L’Europe des championnats est décidément bien plus intéressante que le premier tour moribond de Ligue des Champions. Tandis que les gros ont mis la vitesse de croisière en Europe (mis à part MU et PSG qui ont peiné), ils laissent la vedette à quelques « petits révoltés » sur le plan local. Girona, Leverkusen, Stuttgart, voire Nice rendent leur championnat plus attractif. Et mention spéciale au Aston Villa d’Unaï Emery…

Battre dans la même semaine Manchester City et Arsenal permet de marquer son territoire. Et si le score fut à chaque fois 1-0, la manière a largement différé. Supérieur à un Manchester City emprunté, Villa a marqué vite contre Arsenal avant de subir terriblement le reste du match. Comme un petit accroché à sa surprise en Cup… Mais, loin de nuancer la performance des Villans, cette double identité la renforce au contraire. Elle montre que Villa est armé pour de sacrées conquêtes, quand il faut savoir tout faire. Créer la tempête, comme la subir… Alors, certes, Aston Villa n’est « que » troisième de Premier League. Quand le Bayer Leverkusen et Girona mènent carrément leurs « Ligas » respectives. Mais le parcours d’Aston Villa, dans le plus difficile championnat du monde, est une bouffée d’oxygène encore plus grande. Ici, l’ingrédient recherché n’est pas seulement l’effet de surprise. Même si l’incertitude est un critère important, à preuve l’exemple contraire sur la Ligue des Champions où, sur 6 matches et avec des écarts de budget conséquents, la surprise est denrée rare.

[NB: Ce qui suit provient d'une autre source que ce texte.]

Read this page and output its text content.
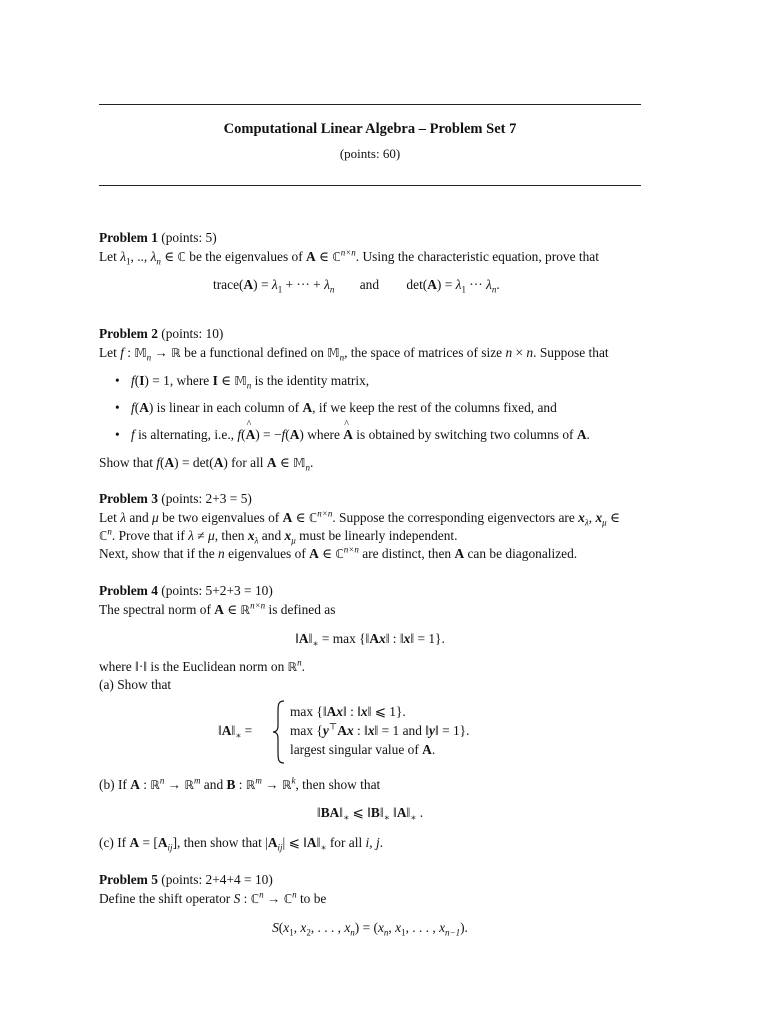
Computational Linear Algebra – Problem Set 7
(points: 60)
Problem 1 (points: 5)
Let $\lambda_1$, .., $\lambda_n$ ∈ ℂ be the eigenvalues of A ∈ ℂ$^{n\times n}$. Using the characteristic equation, prove that
trace(A) = $\lambda_1$ + ··· + $\lambda_n$ and $\det(A) = \lambda_1$ ··· $\lambda_n$.
Problem 2 (points: 10)
Let f : 𝕄$_n$ → ℝ be a functional defined on 𝕄$_n$, the space of matrices of size n × n. Suppose that
• f(I) = 1, where I ∈ 𝕄$_n$ is the identity matrix,
• f(A) is linear in each column of A, if we keep the rest of the columns fixed, and
• f is alternating, i.e., f(A ^) = −f(A) where A ^ is obtained by switching two columns of A.
Show that f(A) = det(A) for all A ∈ 𝕄$_n$.
Problem 3 (points: 2+3 = 5)
Let λ and μ be two eigenvalues of A ∈ ℂ$^{n\times n}$. Suppose the corresponding eigenvectors are $x_\lambda$, $x_\mu$ ∈
ℂ$^n$. Prove that if λ ≠ μ, then $x_\lambda$ and $x_\mu$ must be linearly independent.
Next, show that if the n eigenvalues of A ∈ ℂ$^{n\times n}$ are distinct, then A can be diagonalized.
Problem 4 (points: 5+2+3 = 10)
The spectral norm of A ∈ ℝ$^{n\times n}$ is defined as
$‖A‖_∗ = \max$ {‖Ax‖ : ‖x‖ = 1}.
where ‖·‖ is the Euclidean norm on ℝ$^n$.
(a) Show that
$‖A‖_∗$ =
max {‖Ax‖ : ‖x‖ ⩽ 1}.
max {y⊤Ax : ‖x‖ = 1 and ‖y‖ = 1}.
largest singular value of A.
(b) If A : ℝ$^n$ → ℝ$^m$ and B : ℝ$^m$ → ℝ$^k$, then show that
$‖BA‖_∗$ ⩽ $‖B‖_∗$ $‖A‖_∗$ .
(c) If $A = [A_{ij}]$, then show that $|A_{ij}|$ ⩽ $‖A‖_∗$ for all i, j.
Problem 5 (points: 2+4+4 = 10)
Define the shift operator S : ℂ$^n$ → ℂ$^n$ to be
$S(x_1$, $x_2$, . . . , $x_n) = (x_n$, $x_1$, . . . , $x_{n-1}$).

Donc oui, trouver Girona plus haut que le Real, l’Atletico et venir battre le grand voisin catalan barcelonais est une divine (et très inhabituelle) surprise. Cela nous remémore des années lointaines où la Real Sociedad, l’Athletic Bilbao, le Deportivo La Corogne ou Valence pouvaient être champions. Et cela fait grand bien dans un environnement où seul le gigantisme (budget, mercato, sélection mondiale) fait fantasmer les fans de foot. Quand Manchester United ou Lyon chutent dangereusement, la seule chose qui intéresse (à part virer l’entraîneur…), c’est le mercato d’hiver qui va « tout changer ». Mais travailler à la régulière, améliorer l’équipe en remettant d’aplomb de bons joueurs devenus «chèvres» en quinze jours ? Dépassé. Point de salut sans Saint Mercato ! Or, il y a évidemment d’autres méthodes. Et elles sont là, juste devant nos yeux. Xabi Alonso, Emery… Non que le Bayer Leverkusen ou Aston Villa soient des clubs « sans abri ». Ils ont tous deux des moyens et de bons joueurs. Avec son budget aux alentours de 250 Millions d’Euros, Villa serait en course pour la deuxième place en France, Allemagne ou Italie. Et son effectif, certes boosté par l’effet marché anglais, est estimé à 630 Millions par TransfertMarkt. Mais rien de comparable avec les six plus gros budgets de Premier League qui sont entre 2 et 3 fois supérieurs. De là à espérer rééditer le coup du siècle de Leicester…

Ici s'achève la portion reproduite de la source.